El primer sentido, el que destacaba el gusto y la sensibilidad, y el sentido opuesto, el totalizador, implicaban muy directamente las experiencias de las personas mismas. El primero designaba una faceta del vivir personal; el segundo una faceta del convivir social. Pero las acepciones de Raymond Williams son tres. Se presenta también una idea medianera, la de las obras y prácticas ellas mismas, de índole artística o intelectual, que llamaré Y, de las que sin duda las personas de buen gusto disfrutan; pero que al reunirse bajo el título de cultura introducen una envoltorio de uso sobre todo institucional, universitario, periodístico y político. Es una cultura de segundo grado, crítica, antológica u organizada, cuya continuidad incumbe hoy a un invento de André Malraux, el Ministerio de Cultura, cuando y donde lo hay. De él depende la buena marcha de importantes museos, teatros, sinfónicas, bibliotecas, colecciones de clásicos, qué duda cabe, aunque siempre con la severa restricción, que no se suele explicitar, de que se atiende exclusivamente a las prácticas y obras de una determinada nación; no sin perjuicio a ratos del ejercicio del gusto y la sensibilidad en cuestión.
Estos tres términos —el personal, el institucional y el antropológico— hoy se extreman y se confunden. No sé si recuerdan ustedes lo que vimos hace muchos años en una película de Bob Hope. El gran actor cómico viajaba por la África más profunda y vino a parar en una tribu que practicaba, entre otras cosas, el canibalismo. Aparece su jefe junto a una olla muy grande, dándole vueltas con un cucharón al guiso en que cuecen los miembros de un enemigo capturado. Ante las protestas del cómico, el jefe le contesta con un perfecto acento de Oxford: «It’s part of our culture !». ‘Compréndanos, forma parte de nuestra cultura’.

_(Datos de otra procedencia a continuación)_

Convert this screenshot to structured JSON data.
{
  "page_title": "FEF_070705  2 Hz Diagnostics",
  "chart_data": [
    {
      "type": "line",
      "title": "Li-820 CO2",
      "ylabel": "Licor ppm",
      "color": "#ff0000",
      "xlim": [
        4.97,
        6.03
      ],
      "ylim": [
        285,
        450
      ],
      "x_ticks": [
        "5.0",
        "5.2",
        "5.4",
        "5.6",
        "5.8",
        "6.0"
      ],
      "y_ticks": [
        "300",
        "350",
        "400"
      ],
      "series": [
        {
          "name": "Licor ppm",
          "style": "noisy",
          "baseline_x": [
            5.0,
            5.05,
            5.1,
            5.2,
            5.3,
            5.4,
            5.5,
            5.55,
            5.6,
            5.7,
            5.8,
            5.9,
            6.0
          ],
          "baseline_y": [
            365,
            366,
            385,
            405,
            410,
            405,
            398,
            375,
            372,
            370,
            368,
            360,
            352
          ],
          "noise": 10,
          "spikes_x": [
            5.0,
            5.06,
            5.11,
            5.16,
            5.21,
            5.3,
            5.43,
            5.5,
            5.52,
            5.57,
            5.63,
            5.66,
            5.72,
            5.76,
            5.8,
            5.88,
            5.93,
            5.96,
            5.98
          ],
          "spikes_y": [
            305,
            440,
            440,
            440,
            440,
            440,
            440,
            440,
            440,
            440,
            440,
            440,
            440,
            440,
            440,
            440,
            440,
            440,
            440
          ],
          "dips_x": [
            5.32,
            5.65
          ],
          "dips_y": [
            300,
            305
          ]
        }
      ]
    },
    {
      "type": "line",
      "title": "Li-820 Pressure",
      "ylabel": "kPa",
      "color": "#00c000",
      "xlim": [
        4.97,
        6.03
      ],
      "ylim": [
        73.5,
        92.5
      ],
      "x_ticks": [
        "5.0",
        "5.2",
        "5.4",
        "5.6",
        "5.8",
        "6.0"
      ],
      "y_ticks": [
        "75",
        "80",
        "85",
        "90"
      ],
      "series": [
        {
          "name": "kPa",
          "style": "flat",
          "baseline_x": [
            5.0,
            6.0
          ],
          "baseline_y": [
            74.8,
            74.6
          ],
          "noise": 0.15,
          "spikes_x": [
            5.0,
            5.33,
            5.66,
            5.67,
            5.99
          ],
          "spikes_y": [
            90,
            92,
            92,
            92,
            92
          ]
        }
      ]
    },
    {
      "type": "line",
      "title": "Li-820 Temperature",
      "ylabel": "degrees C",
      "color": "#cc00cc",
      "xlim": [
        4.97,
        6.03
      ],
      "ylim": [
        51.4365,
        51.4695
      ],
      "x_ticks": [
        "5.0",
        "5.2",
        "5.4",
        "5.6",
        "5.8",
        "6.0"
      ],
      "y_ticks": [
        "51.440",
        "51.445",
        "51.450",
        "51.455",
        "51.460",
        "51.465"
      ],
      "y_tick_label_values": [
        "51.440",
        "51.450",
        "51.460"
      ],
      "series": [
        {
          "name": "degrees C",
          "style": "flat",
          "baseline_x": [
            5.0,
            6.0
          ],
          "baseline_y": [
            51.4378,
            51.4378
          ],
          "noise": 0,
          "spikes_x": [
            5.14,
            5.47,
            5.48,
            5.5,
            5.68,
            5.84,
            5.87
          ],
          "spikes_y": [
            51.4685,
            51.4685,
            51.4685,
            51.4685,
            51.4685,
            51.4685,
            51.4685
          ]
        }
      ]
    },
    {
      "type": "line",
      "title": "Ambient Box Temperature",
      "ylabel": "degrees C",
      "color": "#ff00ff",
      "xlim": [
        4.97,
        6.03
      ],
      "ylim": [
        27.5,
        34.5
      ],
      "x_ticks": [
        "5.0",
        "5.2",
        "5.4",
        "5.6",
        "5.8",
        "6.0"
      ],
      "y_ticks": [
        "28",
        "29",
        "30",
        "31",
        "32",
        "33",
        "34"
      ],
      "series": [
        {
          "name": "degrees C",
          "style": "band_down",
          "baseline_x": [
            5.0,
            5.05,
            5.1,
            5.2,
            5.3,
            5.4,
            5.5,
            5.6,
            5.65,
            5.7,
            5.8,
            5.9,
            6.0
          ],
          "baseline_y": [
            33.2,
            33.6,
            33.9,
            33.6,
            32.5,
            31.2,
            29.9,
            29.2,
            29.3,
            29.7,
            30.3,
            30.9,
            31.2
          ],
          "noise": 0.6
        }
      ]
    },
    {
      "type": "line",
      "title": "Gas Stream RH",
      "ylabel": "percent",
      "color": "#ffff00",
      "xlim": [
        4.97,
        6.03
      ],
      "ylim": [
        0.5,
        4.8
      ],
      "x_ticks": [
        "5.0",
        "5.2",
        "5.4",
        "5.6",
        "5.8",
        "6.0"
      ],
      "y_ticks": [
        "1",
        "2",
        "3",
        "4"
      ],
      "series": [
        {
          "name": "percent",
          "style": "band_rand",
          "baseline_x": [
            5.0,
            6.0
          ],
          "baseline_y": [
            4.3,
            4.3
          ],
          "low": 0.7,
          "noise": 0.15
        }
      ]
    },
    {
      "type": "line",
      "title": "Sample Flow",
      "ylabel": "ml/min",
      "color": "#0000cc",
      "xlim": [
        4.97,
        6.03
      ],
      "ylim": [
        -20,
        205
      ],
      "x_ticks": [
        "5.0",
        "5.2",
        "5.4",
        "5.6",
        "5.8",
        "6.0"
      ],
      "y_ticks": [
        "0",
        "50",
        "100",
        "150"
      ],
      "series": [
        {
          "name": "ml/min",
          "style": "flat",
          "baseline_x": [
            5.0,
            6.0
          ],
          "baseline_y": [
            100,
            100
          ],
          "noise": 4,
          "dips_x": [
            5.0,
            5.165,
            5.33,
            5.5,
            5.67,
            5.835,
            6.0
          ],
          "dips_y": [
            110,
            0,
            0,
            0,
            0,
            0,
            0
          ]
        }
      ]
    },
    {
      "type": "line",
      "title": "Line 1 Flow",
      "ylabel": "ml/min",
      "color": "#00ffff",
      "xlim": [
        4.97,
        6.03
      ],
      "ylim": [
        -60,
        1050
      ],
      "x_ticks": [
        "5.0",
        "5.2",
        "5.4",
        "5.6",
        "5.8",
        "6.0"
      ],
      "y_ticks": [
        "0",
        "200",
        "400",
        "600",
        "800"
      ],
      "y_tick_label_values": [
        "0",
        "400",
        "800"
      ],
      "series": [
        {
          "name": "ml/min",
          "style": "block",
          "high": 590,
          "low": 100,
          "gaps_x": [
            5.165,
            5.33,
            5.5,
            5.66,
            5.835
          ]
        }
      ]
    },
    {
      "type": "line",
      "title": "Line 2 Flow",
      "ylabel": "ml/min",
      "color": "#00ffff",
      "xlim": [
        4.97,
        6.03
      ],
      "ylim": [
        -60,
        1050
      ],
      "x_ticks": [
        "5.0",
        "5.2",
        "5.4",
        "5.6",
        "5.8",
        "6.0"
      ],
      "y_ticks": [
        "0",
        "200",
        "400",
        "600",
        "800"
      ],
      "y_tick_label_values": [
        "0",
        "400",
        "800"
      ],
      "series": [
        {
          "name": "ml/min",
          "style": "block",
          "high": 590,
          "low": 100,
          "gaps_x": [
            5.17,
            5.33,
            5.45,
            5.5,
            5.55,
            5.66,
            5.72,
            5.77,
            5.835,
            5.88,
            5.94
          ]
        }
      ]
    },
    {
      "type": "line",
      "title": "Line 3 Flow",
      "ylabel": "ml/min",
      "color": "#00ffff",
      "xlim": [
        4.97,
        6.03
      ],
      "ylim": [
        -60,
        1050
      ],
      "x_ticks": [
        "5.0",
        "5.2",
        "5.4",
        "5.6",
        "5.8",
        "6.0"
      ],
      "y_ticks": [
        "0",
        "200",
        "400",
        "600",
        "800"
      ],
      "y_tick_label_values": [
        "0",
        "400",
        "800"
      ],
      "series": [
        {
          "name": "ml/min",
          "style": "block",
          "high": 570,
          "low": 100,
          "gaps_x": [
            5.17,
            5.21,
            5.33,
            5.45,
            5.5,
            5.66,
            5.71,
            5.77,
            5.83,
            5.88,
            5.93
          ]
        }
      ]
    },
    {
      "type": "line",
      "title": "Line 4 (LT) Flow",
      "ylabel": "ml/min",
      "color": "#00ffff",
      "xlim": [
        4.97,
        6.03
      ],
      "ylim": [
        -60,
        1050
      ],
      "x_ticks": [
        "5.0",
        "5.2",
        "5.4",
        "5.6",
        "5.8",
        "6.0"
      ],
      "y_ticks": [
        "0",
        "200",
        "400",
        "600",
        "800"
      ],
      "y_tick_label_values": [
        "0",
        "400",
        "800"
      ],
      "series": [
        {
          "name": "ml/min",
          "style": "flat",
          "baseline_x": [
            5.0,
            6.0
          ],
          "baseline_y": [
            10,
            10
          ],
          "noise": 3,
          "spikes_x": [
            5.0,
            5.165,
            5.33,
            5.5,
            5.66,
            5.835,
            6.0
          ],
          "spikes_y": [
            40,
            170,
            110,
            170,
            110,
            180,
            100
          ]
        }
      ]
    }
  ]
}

Consecuencia de semejante variedad de sentidos es el confusionismo al que aludía antes. Daré sólo dos ejemplos, dos frases, pronunciadas ambas por personas dignas de todo respeto. «El nuevo contexto de comunicación global implica obviamente una globalización de la economía, la política y la cultura». Por desgracia no considero tan obvia la naturaleza de la cultura que aquí se globaliza. ¿Todos podrán conocer el Libro del Tao? ¿Todos leerán el Martín Fierro? Y en otro lugar leo que compartir la misma lengua «supone caminar por el mundo con una cultura propia, con valores y visiones de la vida compartidas». Vale decir que los hispanohablantes tenemos en común, vamos a ver, ¿tal vez la cultura en la acepción de Bob Hope? ¿El que existan los mismos usos y las mismas costumbres en Yucatán, Asturias y el Río de la Plata? ¿O, más bien, que todos heredamos una misma cultura Y, unas creaciones artísticas e intelectuales que no sólo emplean una misma lengua sino también constituyen un sistema cultural común? Si es que de veras existe, claro está, tal sistema.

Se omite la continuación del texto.